EU institutions agree on internal markets directive for hydrogen

The Council of the European Union (EU) and the Parliament have reached a provisional political agreement on the directive to establish common rules for the internal markets in hydrogen as well as renewable and natural gases.

Archive; Courtesy of the European Commission/Photo by Mauro Bottaro

According to the Council, the directive seeks to facilitate the penetration of renewable and low-carbon gases into the energy system, enabling a shift from natural gas, with a view to reaching the EU’s goal of climate neutrality in 2050.

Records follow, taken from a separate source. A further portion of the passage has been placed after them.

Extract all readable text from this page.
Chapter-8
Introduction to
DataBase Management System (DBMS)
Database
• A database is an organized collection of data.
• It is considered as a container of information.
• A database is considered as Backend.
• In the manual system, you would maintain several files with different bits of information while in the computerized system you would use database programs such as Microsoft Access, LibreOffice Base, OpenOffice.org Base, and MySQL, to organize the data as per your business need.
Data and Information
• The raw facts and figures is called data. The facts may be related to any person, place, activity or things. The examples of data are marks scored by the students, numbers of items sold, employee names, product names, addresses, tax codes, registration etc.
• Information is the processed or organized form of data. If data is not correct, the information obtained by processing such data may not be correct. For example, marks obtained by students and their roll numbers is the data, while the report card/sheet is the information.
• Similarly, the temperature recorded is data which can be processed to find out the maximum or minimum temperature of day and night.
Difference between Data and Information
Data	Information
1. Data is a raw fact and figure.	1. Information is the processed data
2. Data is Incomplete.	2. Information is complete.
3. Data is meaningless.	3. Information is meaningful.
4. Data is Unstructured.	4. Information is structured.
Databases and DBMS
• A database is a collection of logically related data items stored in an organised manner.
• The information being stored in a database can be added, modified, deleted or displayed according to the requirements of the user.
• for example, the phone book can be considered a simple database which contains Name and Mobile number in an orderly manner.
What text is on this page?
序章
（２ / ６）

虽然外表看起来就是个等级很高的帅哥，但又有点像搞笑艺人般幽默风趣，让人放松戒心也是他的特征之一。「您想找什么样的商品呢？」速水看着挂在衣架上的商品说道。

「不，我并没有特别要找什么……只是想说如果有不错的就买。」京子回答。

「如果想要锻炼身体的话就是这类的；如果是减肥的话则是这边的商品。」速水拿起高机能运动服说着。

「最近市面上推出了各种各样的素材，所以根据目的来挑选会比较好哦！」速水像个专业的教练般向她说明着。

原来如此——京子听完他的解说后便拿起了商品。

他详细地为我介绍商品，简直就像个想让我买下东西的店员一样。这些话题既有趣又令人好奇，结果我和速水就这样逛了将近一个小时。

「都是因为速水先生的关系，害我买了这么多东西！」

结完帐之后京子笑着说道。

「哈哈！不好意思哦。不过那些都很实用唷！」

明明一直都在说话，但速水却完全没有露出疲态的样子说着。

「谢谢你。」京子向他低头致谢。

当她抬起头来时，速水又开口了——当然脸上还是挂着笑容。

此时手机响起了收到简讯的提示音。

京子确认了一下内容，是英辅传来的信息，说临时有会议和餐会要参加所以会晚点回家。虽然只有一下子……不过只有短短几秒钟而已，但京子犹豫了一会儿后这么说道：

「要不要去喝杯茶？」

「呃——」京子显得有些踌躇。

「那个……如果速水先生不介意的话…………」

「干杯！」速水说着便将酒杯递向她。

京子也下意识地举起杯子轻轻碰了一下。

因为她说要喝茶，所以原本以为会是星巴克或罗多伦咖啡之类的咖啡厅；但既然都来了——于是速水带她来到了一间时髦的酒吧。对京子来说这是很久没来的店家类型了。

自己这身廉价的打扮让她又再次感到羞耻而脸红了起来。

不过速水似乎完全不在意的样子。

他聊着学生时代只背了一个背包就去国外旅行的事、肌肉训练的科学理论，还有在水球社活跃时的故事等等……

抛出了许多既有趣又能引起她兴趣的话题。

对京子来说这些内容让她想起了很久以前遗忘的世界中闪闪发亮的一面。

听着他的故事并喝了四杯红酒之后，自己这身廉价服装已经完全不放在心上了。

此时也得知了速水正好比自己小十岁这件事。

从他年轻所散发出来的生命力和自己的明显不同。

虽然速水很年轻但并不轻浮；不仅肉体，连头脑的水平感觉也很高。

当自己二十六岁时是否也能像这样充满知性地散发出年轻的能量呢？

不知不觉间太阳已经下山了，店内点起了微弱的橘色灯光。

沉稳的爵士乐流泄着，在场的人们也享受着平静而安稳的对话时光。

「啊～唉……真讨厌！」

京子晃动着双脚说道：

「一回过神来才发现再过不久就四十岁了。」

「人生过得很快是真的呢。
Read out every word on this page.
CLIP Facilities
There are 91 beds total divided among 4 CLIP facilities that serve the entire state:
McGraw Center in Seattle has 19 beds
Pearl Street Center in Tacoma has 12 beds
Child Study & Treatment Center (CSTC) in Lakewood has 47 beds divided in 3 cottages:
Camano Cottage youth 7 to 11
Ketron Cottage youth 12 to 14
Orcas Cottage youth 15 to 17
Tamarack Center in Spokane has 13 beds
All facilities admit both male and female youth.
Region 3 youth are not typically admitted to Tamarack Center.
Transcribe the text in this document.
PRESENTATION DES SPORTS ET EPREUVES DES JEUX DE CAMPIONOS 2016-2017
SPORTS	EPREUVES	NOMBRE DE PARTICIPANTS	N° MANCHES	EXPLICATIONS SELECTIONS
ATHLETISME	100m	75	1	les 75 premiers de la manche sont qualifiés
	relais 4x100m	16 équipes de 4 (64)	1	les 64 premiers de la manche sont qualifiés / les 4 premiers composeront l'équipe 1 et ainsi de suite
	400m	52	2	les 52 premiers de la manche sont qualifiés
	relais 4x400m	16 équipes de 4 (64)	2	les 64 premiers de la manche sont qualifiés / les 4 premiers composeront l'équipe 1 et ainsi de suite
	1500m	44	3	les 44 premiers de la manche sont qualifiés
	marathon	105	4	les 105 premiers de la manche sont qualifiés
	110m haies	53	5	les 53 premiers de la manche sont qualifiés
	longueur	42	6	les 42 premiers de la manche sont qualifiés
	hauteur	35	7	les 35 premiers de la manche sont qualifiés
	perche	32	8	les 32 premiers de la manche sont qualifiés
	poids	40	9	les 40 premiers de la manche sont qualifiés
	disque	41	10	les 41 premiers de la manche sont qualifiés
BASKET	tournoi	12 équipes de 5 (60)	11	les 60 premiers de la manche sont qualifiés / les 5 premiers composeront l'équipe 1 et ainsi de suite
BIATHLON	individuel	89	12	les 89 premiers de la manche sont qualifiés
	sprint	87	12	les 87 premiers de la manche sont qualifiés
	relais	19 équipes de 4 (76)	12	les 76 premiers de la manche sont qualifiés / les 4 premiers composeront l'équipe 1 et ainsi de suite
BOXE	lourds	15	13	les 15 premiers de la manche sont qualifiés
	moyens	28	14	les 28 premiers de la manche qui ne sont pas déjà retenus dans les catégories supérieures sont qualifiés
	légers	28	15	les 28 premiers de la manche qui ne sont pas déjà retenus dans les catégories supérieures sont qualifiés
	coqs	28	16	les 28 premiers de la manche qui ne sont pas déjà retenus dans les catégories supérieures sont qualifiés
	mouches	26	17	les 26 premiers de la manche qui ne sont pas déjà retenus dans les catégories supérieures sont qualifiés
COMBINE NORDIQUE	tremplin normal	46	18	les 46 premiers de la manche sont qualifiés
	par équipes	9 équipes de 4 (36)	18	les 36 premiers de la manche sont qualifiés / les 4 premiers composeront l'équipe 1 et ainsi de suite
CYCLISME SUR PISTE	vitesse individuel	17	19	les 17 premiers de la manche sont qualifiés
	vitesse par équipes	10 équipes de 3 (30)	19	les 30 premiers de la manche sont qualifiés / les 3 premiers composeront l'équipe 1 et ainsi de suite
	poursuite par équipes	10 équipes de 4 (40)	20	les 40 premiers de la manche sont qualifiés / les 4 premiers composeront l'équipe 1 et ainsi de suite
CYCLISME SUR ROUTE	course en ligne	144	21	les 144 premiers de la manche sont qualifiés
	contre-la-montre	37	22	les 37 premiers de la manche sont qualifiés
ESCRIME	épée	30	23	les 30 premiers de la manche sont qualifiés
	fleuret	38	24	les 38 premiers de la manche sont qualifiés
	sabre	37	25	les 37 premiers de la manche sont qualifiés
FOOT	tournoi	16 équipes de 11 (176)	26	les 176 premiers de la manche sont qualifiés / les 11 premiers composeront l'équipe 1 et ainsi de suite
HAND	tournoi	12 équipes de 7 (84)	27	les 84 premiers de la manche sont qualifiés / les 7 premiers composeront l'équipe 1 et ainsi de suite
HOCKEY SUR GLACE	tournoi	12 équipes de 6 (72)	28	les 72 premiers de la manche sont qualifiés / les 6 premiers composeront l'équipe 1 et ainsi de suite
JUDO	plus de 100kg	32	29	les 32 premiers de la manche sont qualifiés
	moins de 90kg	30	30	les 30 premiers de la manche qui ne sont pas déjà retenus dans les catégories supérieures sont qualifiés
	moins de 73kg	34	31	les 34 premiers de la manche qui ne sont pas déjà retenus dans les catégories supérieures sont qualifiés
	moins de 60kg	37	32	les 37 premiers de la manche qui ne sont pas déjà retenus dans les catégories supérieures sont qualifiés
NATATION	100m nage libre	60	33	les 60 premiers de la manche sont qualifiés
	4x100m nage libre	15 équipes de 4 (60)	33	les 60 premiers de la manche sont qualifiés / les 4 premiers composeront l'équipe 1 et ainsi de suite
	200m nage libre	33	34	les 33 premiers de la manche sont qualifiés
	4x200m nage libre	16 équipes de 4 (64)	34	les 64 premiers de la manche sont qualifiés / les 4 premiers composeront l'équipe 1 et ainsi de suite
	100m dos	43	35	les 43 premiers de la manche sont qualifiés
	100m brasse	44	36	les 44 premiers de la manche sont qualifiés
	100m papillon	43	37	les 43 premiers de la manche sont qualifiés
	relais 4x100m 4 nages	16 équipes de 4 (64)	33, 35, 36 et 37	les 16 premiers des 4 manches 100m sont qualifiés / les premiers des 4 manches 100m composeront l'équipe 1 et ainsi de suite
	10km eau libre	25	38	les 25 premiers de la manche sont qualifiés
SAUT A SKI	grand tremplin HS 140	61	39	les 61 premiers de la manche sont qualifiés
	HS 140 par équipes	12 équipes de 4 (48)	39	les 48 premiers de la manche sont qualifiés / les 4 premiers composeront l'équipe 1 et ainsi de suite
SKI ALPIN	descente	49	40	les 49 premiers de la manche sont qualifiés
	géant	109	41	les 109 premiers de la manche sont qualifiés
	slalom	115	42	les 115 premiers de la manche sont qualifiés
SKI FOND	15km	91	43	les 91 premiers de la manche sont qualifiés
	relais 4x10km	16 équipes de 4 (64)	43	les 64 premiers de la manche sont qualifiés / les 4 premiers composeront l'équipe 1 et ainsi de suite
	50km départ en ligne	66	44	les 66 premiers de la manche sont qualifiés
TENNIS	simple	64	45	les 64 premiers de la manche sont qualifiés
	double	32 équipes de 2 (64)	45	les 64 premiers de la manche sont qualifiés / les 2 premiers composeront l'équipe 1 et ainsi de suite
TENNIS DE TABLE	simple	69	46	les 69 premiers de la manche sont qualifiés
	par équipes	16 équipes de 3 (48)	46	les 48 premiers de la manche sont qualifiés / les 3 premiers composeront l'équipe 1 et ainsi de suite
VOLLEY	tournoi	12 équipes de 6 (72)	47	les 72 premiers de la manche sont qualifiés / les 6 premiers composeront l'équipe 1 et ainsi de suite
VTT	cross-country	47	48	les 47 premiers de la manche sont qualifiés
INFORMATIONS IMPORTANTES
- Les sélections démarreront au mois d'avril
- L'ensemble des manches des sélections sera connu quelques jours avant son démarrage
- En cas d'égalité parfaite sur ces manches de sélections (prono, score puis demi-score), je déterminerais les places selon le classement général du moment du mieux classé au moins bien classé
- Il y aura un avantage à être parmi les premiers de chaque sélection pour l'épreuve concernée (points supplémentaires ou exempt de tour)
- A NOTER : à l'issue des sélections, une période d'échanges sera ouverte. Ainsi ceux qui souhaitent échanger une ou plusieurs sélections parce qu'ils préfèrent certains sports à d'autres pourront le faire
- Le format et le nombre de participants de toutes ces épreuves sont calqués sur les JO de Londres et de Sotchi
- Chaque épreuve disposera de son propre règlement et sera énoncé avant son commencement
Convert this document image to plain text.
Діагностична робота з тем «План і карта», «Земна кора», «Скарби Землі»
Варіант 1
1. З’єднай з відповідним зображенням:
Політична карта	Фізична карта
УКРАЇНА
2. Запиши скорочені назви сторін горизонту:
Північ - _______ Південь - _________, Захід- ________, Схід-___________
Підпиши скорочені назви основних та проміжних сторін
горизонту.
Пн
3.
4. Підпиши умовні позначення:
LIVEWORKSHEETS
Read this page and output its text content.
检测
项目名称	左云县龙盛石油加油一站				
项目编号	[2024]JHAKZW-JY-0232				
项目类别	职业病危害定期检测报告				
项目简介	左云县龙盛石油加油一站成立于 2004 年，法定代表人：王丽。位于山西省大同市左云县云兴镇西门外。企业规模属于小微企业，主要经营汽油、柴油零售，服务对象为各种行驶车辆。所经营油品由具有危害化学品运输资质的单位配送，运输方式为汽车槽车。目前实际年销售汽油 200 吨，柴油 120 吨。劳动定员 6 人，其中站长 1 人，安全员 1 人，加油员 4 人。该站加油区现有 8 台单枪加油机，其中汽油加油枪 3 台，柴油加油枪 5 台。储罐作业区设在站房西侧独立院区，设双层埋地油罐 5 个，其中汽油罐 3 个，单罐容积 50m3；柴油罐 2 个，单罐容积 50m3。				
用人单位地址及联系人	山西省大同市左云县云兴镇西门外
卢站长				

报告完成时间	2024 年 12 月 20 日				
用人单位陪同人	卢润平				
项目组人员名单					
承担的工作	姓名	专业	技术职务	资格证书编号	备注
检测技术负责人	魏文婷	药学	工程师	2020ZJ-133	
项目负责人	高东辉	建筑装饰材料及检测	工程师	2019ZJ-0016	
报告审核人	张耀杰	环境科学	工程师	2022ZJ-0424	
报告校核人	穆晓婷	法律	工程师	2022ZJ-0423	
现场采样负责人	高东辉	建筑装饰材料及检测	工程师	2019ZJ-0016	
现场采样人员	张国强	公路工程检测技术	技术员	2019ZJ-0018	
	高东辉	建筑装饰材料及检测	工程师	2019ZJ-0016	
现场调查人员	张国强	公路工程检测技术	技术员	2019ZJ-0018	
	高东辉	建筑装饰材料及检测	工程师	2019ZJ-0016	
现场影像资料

The directive is part of the hydrogen and gas markets decarbonization package, which also includes a regulation, the Council said, noting that both the directive and the regulation are part of the ‘Fit for 55’ package, which aims to align EU climate and energy laws with the EU’s target to reduce greenhouse gas emissions by at least 55% by 2030 and to achieve the goal of becoming climate-neutral by 2050.

Both aim to create a regulatory framework for dedicated hydrogen infrastructure and markets and integrated network planning, and they set rules for consumer protection and strengthen the security of supply, the Council noted, adding that the remaining part of the gas package is expected to be agreed upon by the Council and the Parliament at a later stage.

The Council further said that the two institutions agreed on the split between Transmission System Operators (TSOs) and Distribution System Operators (DSOs) for hydrogen.

As for the protection of vulnerable groups, the Council said that the member states must ensure that the right to switch supplier or market participant is granted to customers in a non-discriminatory manner in terms of cost, effort and time, noting that the provisional agreement provides arrangements on how disconnections could take place, in order to protect customers from the future decommissioning of the gas network or its repurposing to hydrogen.

The provisional agreement also provides for increased coordination between network development plans for hydrogen, electricity and natural gas, the Council stated, pointing out that network development plans will be built on sector integration, the ‘energy efficiency first’ principle and prioritizing the use of hydrogen in hard-to-decarbonize sectors.

As the next step in the process, the provisional agreement needs to be endorsed and formally adopted by both institutions.

Teresa Ribera Rodríguez, third Vice-President of the Spanish government and Minister for the Ecological Transition and the Demographic Challenge, said: “This agreement is a great achievement as it will boost the deployment of the emerging hydrogen sector, the transition of the gas sector towards renewable energy and it also sets rules for consumer protection and strengthens the security of supply. This is undoubtedly a big step closer to the EU’s goal of reaching climate neutrality in 2050, which we should all be proud of.”

To note, the European Commission presented this proposal in December 2021 as part of the second batch of proposals under the ‘Fit for 55’ package.